California state senator proposes bill to extend last call in some cities – NBC Bay Area


There is new pressure to allow some cities in California to continue serving alcohol until 4 a.m.

In a city like San Francisco, people expect to be able to stay out late and have fun in bars and clubs and extending last call could help businesses trying to come back from the pandemic.

At Beaux in San Francisco’s Castro District, owner Tim Eicher said staying open later would help his bottom line. They had to close for several months and pivoted during the pandemic. He said business has generally rebounded.

“But there’s a lot of demand because people are ready to move out but at the same time we’ve had so many months without income, where rents are piling up still trying to recover from that,” Eicher said.

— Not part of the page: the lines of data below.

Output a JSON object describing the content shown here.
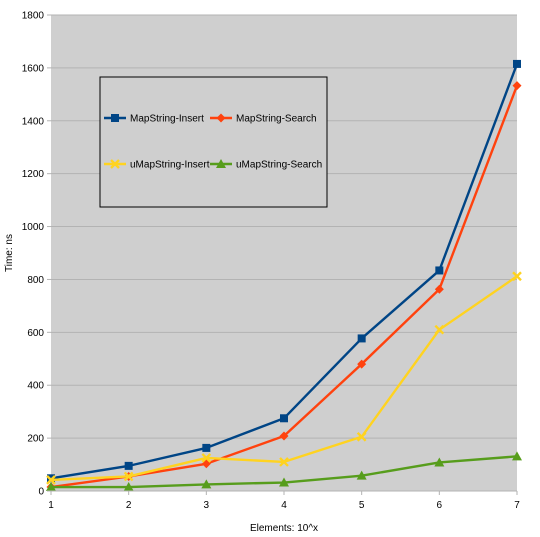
{
  "chart_data": {
    "type": "line",
    "title": "",
    "xlabel": "Elements: 10^x",
    "ylabel": "Time: ns",
    "x": [
      1,
      2,
      3,
      4,
      5,
      6,
      7
    ],
    "xlim": [
      1,
      7
    ],
    "ylim": [
      0,
      1800
    ],
    "y_ticks": [
      0,
      200,
      400,
      600,
      800,
      1000,
      1200,
      1400,
      1600,
      1800
    ],
    "grid": "horizontal",
    "legend_position": "top-left",
    "series": [
      {
        "name": "MapString-Insert",
        "color": "#004586",
        "marker": "square",
        "values": [
          48,
          95,
          163,
          275,
          577,
          834,
          1615
        ]
      },
      {
        "name": "MapString-Search",
        "color": "#ff420e",
        "marker": "diamond",
        "values": [
          15,
          55,
          103,
          208,
          480,
          763,
          1533
        ]
      },
      {
        "name": "uMapString-Insert",
        "color": "#ffd320",
        "marker": "cross",
        "values": [
          42,
          55,
          125,
          110,
          205,
          610,
          812
        ]
      },
      {
        "name": "uMapString-Search",
        "color": "#579d1c",
        "marker": "triangle",
        "values": [
          15,
          15,
          25,
          32,
          58,
          108,
          131
        ]
      }
    ]
  }
}
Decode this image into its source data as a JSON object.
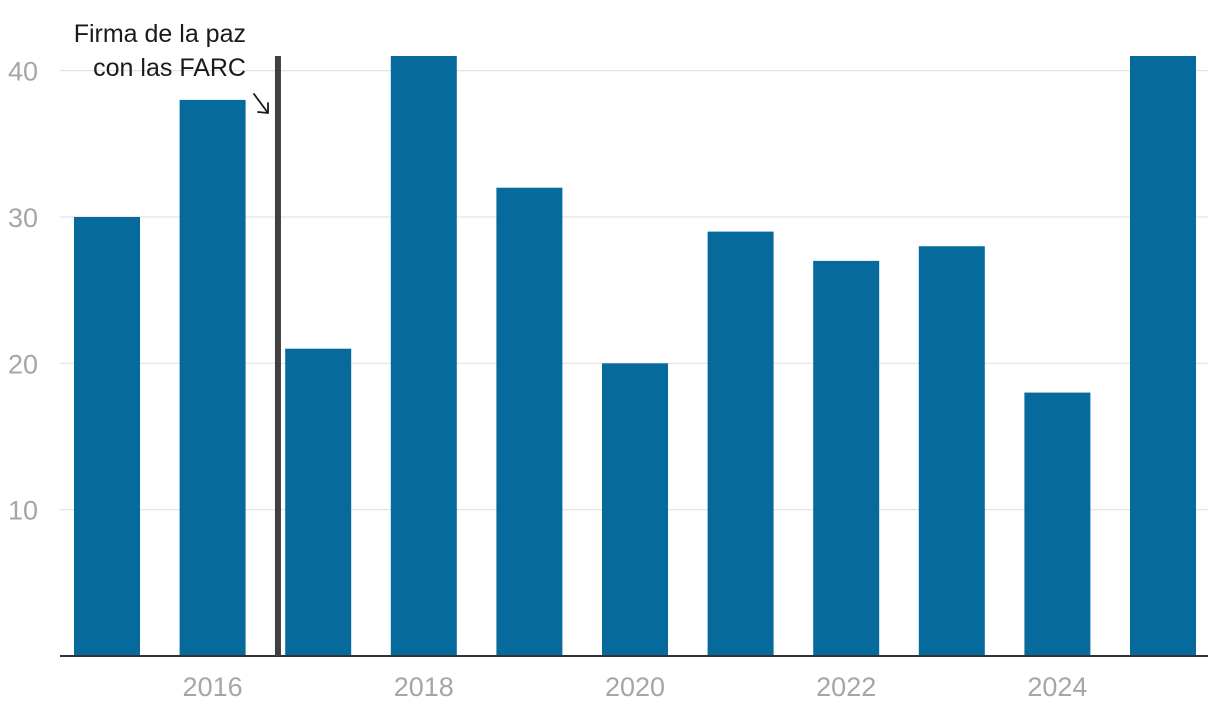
{
  "chart_data": {
    "type": "bar",
    "categories": [
      "2015",
      "2016",
      "2017",
      "2018",
      "2019",
      "2020",
      "2021",
      "2022",
      "2023",
      "2024",
      "2025"
    ],
    "values": [
      30,
      38,
      21,
      41,
      32,
      20,
      29,
      27,
      28,
      18,
      41
    ],
    "title": "",
    "xlabel": "",
    "ylabel": "",
    "ylim": [
      0,
      41
    ],
    "y_ticks": [
      10,
      20,
      30,
      40
    ],
    "x_tick_labels": [
      "2016",
      "2018",
      "2020",
      "2022",
      "2024"
    ],
    "grid": true,
    "bar_color": "#066a9c",
    "annotation": {
      "lines": [
        "Firma de la paz",
        "con las FARC"
      ],
      "marker_year": 2016.6,
      "marker_color": "#404040"
    }
  }
}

On Friday, State Senator Scott Wiener and Assemblyman Matt Haney came to talk about their new legislation. If passed, it would allow seven pilot cities, including Oakland, San Francisco, West Hollywood and Palm Springs, to extend liquor sales until 4 a.m.

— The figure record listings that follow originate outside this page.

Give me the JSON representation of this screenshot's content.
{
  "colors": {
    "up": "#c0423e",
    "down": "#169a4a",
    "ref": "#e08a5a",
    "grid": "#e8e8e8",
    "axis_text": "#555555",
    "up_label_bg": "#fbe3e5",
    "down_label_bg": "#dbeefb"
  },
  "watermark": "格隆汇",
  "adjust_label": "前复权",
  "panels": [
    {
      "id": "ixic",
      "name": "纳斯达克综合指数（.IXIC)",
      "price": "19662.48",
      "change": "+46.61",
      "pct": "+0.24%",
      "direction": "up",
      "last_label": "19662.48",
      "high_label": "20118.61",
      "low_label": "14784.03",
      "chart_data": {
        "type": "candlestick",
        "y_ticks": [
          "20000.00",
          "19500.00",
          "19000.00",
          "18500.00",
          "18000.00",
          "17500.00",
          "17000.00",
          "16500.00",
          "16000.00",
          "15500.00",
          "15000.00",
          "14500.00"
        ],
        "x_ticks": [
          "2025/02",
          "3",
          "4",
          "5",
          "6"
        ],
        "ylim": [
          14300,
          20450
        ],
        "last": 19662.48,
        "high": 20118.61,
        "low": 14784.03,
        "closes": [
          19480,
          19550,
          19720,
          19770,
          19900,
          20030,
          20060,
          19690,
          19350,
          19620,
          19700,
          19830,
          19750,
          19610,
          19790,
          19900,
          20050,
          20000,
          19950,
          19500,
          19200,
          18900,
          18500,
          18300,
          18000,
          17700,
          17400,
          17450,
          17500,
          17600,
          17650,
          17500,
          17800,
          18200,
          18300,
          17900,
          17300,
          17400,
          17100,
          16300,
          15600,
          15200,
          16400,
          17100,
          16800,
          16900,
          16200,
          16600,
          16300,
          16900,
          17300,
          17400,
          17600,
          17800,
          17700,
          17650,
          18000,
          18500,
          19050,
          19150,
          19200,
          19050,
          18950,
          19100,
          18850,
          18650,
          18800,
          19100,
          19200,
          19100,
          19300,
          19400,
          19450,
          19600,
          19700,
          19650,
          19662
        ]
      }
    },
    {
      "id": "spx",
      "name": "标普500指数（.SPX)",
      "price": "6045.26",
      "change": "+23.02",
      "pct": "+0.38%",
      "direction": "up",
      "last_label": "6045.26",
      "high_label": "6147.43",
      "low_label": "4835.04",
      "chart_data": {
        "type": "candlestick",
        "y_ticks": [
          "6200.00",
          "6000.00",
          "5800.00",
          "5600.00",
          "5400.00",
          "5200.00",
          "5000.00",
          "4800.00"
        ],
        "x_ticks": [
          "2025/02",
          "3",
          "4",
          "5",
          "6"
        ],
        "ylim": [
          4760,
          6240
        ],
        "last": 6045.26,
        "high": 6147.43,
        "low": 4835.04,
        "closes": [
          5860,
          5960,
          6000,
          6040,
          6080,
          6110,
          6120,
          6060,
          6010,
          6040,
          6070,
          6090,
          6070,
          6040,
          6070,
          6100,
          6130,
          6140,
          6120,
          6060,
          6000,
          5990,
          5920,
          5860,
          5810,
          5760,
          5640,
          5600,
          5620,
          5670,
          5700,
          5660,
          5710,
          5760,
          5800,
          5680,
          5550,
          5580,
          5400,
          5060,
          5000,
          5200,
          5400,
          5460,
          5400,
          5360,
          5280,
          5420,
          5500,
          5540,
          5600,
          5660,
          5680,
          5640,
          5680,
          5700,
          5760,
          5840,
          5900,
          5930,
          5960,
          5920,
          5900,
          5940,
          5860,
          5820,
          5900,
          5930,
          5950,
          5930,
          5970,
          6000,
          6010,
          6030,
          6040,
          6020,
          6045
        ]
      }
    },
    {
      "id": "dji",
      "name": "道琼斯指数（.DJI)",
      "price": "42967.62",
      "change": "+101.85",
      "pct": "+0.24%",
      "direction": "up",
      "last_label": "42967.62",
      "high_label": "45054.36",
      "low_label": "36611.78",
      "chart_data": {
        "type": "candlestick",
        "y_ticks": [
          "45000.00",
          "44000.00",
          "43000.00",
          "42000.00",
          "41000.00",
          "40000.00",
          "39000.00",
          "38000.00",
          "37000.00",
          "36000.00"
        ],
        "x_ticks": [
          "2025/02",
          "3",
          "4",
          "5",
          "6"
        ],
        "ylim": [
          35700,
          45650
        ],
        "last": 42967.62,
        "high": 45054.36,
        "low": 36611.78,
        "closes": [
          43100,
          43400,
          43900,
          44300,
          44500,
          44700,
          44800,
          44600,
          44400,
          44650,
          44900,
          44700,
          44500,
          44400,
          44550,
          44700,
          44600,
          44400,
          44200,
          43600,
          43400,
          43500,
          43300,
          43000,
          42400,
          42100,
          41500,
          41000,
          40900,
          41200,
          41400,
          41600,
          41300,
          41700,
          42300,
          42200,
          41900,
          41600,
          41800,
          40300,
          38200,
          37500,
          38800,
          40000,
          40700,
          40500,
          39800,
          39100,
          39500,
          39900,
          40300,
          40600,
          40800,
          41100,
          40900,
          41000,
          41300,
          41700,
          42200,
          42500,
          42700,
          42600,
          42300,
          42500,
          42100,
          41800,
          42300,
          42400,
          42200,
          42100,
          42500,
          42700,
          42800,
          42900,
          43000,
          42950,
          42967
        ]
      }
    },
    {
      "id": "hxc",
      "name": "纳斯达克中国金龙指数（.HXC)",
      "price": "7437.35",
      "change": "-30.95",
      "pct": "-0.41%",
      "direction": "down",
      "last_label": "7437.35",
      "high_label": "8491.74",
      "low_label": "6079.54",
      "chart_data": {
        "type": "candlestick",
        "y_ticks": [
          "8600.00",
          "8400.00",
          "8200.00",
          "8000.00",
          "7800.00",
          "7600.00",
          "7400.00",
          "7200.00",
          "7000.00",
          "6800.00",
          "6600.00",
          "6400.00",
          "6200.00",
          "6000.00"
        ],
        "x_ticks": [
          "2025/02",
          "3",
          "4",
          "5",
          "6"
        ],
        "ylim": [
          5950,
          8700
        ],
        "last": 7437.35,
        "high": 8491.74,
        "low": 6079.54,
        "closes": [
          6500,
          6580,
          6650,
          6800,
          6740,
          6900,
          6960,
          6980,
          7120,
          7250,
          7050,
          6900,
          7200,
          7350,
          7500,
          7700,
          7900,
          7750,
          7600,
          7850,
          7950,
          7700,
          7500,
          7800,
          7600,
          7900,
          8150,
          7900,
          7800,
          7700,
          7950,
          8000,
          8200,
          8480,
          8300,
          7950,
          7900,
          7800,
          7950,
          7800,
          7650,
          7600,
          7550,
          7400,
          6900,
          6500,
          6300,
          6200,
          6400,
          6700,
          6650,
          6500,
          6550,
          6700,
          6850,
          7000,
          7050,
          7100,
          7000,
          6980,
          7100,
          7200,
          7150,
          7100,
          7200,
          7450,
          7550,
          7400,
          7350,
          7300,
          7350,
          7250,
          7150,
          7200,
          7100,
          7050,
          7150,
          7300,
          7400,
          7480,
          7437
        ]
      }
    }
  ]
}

They said California’s “one-size-fits-all” 2 a.m. cutoff didn’t work. Wiener introduced similar legislation in 2018, but former Gov. Jerry Brown vetoed it and said it would simply promote later-night drinking.

“There will be a different reception to the means we need to take to get these companies out of the pandemic,” Haney said.

Mayra Jimenez of the Alcohol Justice watchdog group said a later final appeal was just a dangerous idea.

“Driving under the influence, the reality is that we don’t have the infrastructure to deal with people driving after 2 a.m. on our highways,” she said.

“I take issue with the idea that when you actually finish determines, I also agree with Ben that having staggered closing times has many benefits for public safety,” said Vienna.

Wiener added that the bill would give cities options, including extending hours only on certain nights or certain neighborhoods. He said eligible cities should also work with law enforcement to develop appropriate public safety and transportation strategies.